Basic Computer Components Guide

Table of Contents:


Basic Computer Components

Central Processing Unit (CPU), often referred to as the processor. The processor turns data into useful information and executes functions. The processor’s frequency measures the clock speed, this measurement represents how fast the processor can move information, for example 2.4 GHz means 2,400,000,000 blocks of information is moved for processing in one second of time.

Processing Cores is the number of processors in a single processing unit. The number of cores primary represent the amount of multitasking the processor can handle by delegating programs to operate from an unused core. Ultimately cores can be used together like a single unit, however, must programs can only use a single core, therefore, processing speed is more important than the number of cores a processor has.


Random Access Memory (RAM), often referred to as memory. The memory acts as the computer’s short-term memory, current and recently accessed information is stored here to be processed. The memory is erased upon shut down or lost of power. Information from the storage unit (long-term memory) is processed then expanded and stored in the memory or sent to directly into memory waiting to be processed. RAM is necessary because the computer’s storage is only a fraction of the speed of RAM. Memory speed is important as it determines how quickly information is swapped and sent to the processor. Memory capacity is also important as this determines how much information is ready for immediate access.


Graphics Processing Unit (GPU), refers to the integrated or dedicated video card. The graphics processor is tasked with displaying visual information as well as some general computing. The graphics processor plays an equally important role in your computer as the CPU and RAM. The graphics processor determines the number of monitors that can be connected to the computer, how large images can be displayed, the image quality and how quickly, this applies to all things visual such as Web pages, videos and games. Modern graphics processors now take a more active role in everyday computing providing additional computing power to your computer such as video encoding, 3D rendering, photo editing and scientific research.


Motherboard, refers to a large circuit broad which all the computer’s components are connected or attached to, sometimes called a logic board. Motherboards determine how many upgrades, components, expansions and devices can be installed or connected to the computer. Motherboards also have a limited compatibility with CPUs and RAM, it is important to get a good motherboard as RAM upgrades and replacements may become difficult with cheaper boards.

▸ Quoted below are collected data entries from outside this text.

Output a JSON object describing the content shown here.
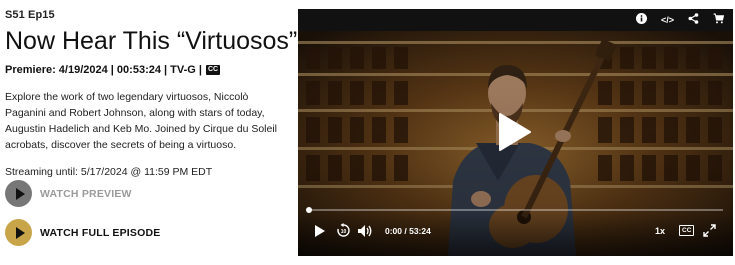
{
  "episode": {
    "code": "S51 Ep15",
    "title": "Now Hear This “Virtuosos”",
    "premiere": "Premiere: 4/19/2024 | 00:53:24 | TV-G |",
    "cc_badge": "CC",
    "description": "Explore the work of two legendary virtuosos, Niccolò Paganini and Robert Johnson, along with stars of today, Augustin Hadelich and Keb Mo. Joined by Cirque du Soleil acrobats, discover the secrets of being a virtuoso.",
    "streaming": "Streaming until: 5/17/2024 @ 11:59 PM EDT"
  },
  "actions": {
    "preview_label": "WATCH PREVIEW",
    "full_label": "WATCH FULL EPISODE"
  },
  "player": {
    "top_icons": {
      "info": "ⓘ",
      "embed": "</>",
      "share": "share",
      "cart": "cart"
    },
    "current_time": "0:00",
    "separator": "/",
    "duration": "53:24",
    "time_display": "0:00  /  53:24",
    "progress_fraction": 0.0,
    "speed": "1x",
    "cc_label": "CC"
  },
  "colors": {
    "accent_gold": "#c9a54a",
    "preview_gray": "#777777",
    "player_bg": "#0c0b0a"
  }
}
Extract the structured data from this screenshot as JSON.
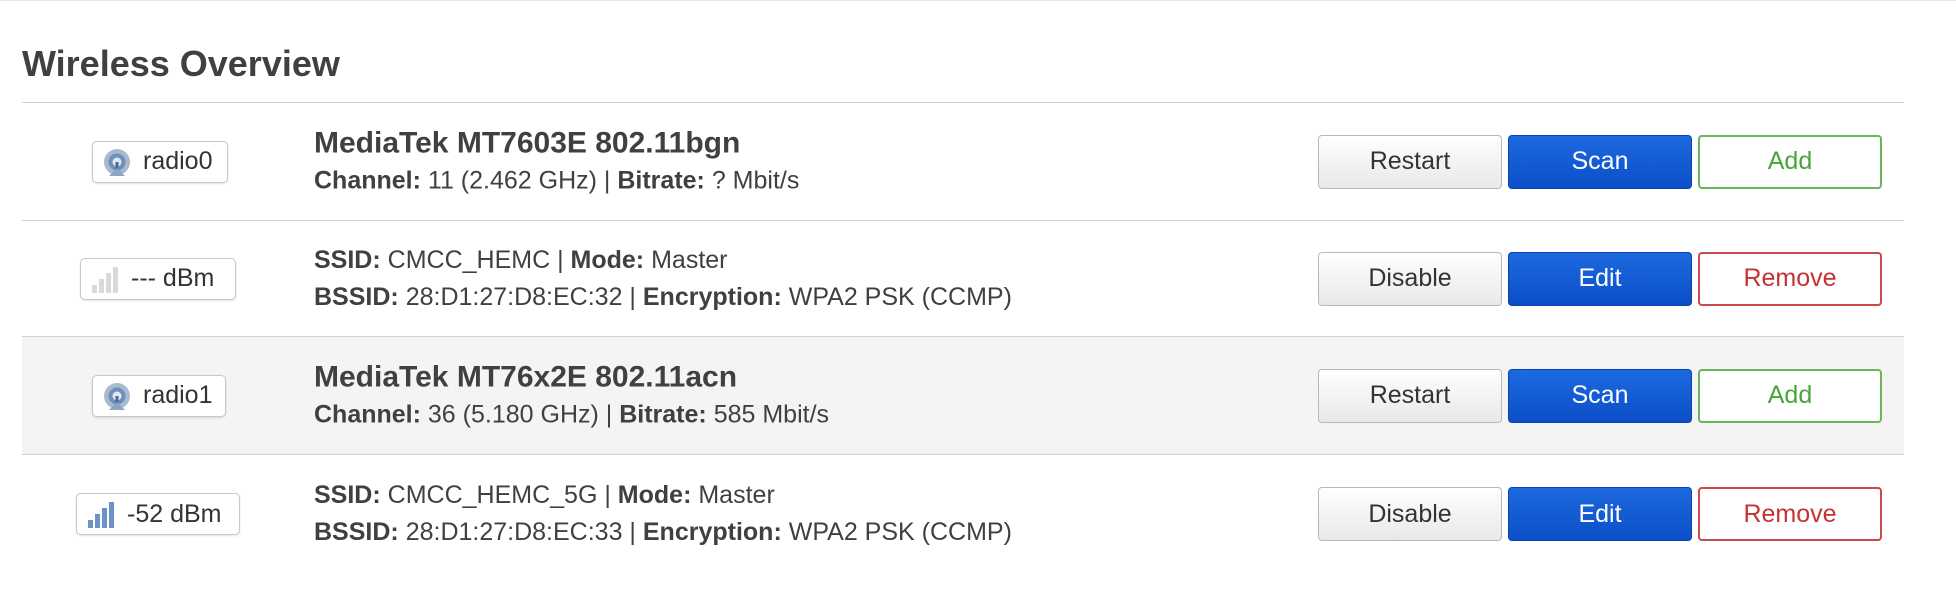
{
  "page": {
    "title": "Wireless Overview"
  },
  "colors": {
    "primary": "#0b4fc8",
    "positive": "#4aa33a",
    "negative": "#c23434",
    "alt_row": "#f4f4f4"
  },
  "rows": [
    {
      "type": "device",
      "badge": {
        "icon": "wifi-radio-icon",
        "label": "radio0"
      },
      "name": "MediaTek MT7603E 802.11bgn",
      "line1": [
        {
          "label": "Channel:",
          "value": "11 (2.462 GHz)"
        },
        {
          "label": "Bitrate:",
          "value": "? Mbit/s"
        }
      ],
      "buttons": [
        "Restart",
        "Scan",
        "Add"
      ]
    },
    {
      "type": "network",
      "badge": {
        "icon": "signal-empty-icon",
        "label": "--- dBm"
      },
      "line1": [
        {
          "label": "SSID:",
          "value": "CMCC_HEMC"
        },
        {
          "label": "Mode:",
          "value": "Master"
        }
      ],
      "line2": [
        {
          "label": "BSSID:",
          "value": "28:D1:27:D8:EC:32"
        },
        {
          "label": "Encryption:",
          "value": "WPA2 PSK (CCMP)"
        }
      ],
      "buttons": [
        "Disable",
        "Edit",
        "Remove"
      ]
    },
    {
      "type": "device",
      "badge": {
        "icon": "wifi-radio-icon",
        "label": "radio1"
      },
      "name": "MediaTek MT76x2E 802.11acn",
      "line1": [
        {
          "label": "Channel:",
          "value": "36 (5.180 GHz)"
        },
        {
          "label": "Bitrate:",
          "value": "585 Mbit/s"
        }
      ],
      "buttons": [
        "Restart",
        "Scan",
        "Add"
      ]
    },
    {
      "type": "network",
      "badge": {
        "icon": "signal-strong-icon",
        "label": "-52 dBm"
      },
      "line1": [
        {
          "label": "SSID:",
          "value": "CMCC_HEMC_5G"
        },
        {
          "label": "Mode:",
          "value": "Master"
        }
      ],
      "line2": [
        {
          "label": "BSSID:",
          "value": "28:D1:27:D8:EC:33"
        },
        {
          "label": "Encryption:",
          "value": "WPA2 PSK (CCMP)"
        }
      ],
      "buttons": [
        "Disable",
        "Edit",
        "Remove"
      ]
    }
  ]
}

Expansion Slots, refers to a motherboard’s expansion slots for additional components. Common expansion slot types include PCI and PCIe, older computers had a dedicated graphics slot called AGP which was discontinued in 2006.


Storage Unit, refers to a storage device such as a Hard Disk Drive or Solid State Drive. The storage unit is the computer’s long-term memory as all information is psychically imprinted on the drive. The storage unit stores the computer’s operating system, programs and personal files. It is very important to backup your personal files and have your storage units tested often as the storage unit has psychically moving parts that may break over time, physical damage may result in permanent data lost.


Optical Drive, refers to a device for reading or writing compact disks such as CDs and DVDs. Now a days the optical drive is no longer included with computers has people no longer us CDs.


Power Supply, a device that provides electricity to the computer’s components. The power supply stores a large amount of electricity measured in Watts and ensures the computer’s components receive the correct amount of power required.


Bluetooth is a wireless connect technology for connecting devices at a short range. Bluetooth provides wireless connects to devices such as speakers, headsets, microphones, keyboards, mice, game pads, etc.


Wi-Fi (or WiFi) is a wireless local area network (WLAN) technology for networking computers together, commonly used for wireless Internet access. WiFi is available in two wireless frequencies: 2.4 GHz and 5 GHz. 2.4 GHz is the most common and the most problematic. 5 GHz is the new standard offering higher speeds and greater reliability.


Ethernet, refers to a wired local area network (LAN) technology for networking computers together, commonly used by home users for Internet. Ethernet looks like a large phone cable.


Universal Serial Bus (USB) is a common connection standard for connecting computer peripherals. USB provides a wired connection to devices such as external storage drives, printers, speakers, headsets, microphones, keyboards, mice, game pads, etc while providing a limited amount of electricity.